The UK government is making £200,000 available for “mental health first aid” training in secondary schools, according to a statement released by the prime minister’s office. The teachers who will receive training under this new programme “will receive practical advice on how to deal with issues such as depression and anxiety, suicide and psychosis, self-harm, and eating disorders”.
Mental health problems affect about one in ten young people in the UK. Schools have been heavily criticised for failing to recognise and deal with mental health issues, so, on first glance, the new initiative seems sound. But is it sound?
The government has commissioned a company called MFA England to deliver mental health first aid training to 1,000 secondary school teachers in the first year of a three-year programme. This works out at just £200 per member of staff. This may not be a enough to cover the costs of the two-day course, as costs – according to MFA England’s website – may vary depending on the location and instructor, with some charging up to £300 per person for the course.
Also, as there are more than 3,000 state-funded mainstream secondary schools in England, and the government aims to have all secondary schools trained by the third year of the programme, it’s safe to assume that only one person per school will receive the training. And with just two days training, the teacher will be expected to become a first aid champion, “sharing their knowledge and experiences across schools and communities to raise awareness and break down stigma and discrimination”. A big ask.
What happened to professional mental health services?
The announcement refers to “identifying and responding to early signs” of mental issues in children and coincides with a “major review of child and adolescent mental health services” and a focus on “strengthening links between schools and the National Health Service”. Yet, as many mental health charities have indicated, funding is one of the main barriers to putting in place professional mental health support for pupils.
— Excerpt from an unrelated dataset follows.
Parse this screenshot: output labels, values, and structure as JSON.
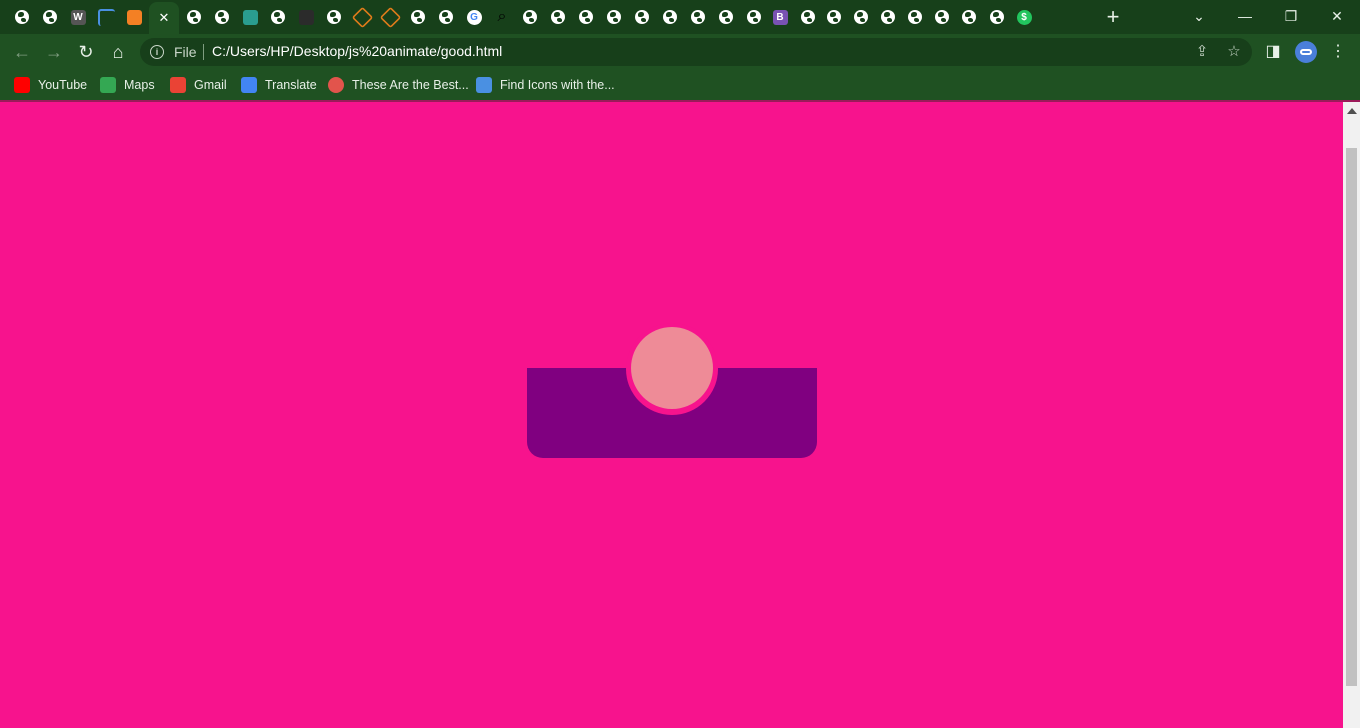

The government and clinical commissioning groups tasked with allocating and spending local child mental health funding often fail to account for how and where the money is spent.
In 2015, the government pledged an extra £1.4 billion over five years to “transform” child and adolescent mental health services. But in the first year of this extra funding (2015-16), nearly two-thirds (64%) of it was used to backfill cuts in other services; the same is true for half of the money allocated in 2016-17.
It’s more complicated than just spotting ‘signs’
A typical mental health first aid course includes a focus on signs and symptoms of depression, anxiety, suicide, self-harm and eating disorders. But is a two-day course enough to cover the huge age and gender differences in how mental health is perceived by children and the subjective needs and experiences of individual children, as outlined in the Good Childhood Report?
For example, young people have identified bullying as playing a significant role in their mental health and well-being. There are suggestions that people who are often bullied during childhood are more than twice as likely to use mental health services during childhood or adolescence. As such schools need to take a closer look at how the school environment contributes to mental health and well-being problems.
It is easy to say you are going to train teachers to identify mental health problems, but young people are not always forthcoming in talking about their mental health, partly because it is not always clearly understood by young people themselves. And even when they do recognise that they have a mental health problem, three-quarters of young people say that there is a stigma attached to mental health issues, and a quarter would not ask for help if they were suffering.
The mental health first aid course put the onus on the teachers to identify and recognise symptoms, as well as having the “confidence to reassure and support a young person in distress”. That is putting quite a lot of pressure on already overworked teachers. Nearly half of the 3,000 teachers aged under 35 surveyed by the National Union of Teachers said that they expected to leave the profession within the next five years, citing concerns about their own mental health as one of the reasons. So, in the final analysis, this initiative is once again taking responsibility away from the government and putting it on individuals who are expected to use “practical skills”, learned through a two-day mental health first aid course, to support vulnerable young people.
Of course, increasing mental health support and opening the debate about mental health in schools through this newly proposed government initiative can only help to reduce stigma. But this new announcement should have also included a stronger commitment from the government to invest in improving the wider factors that impact on mental health and well-being of both children and teachers.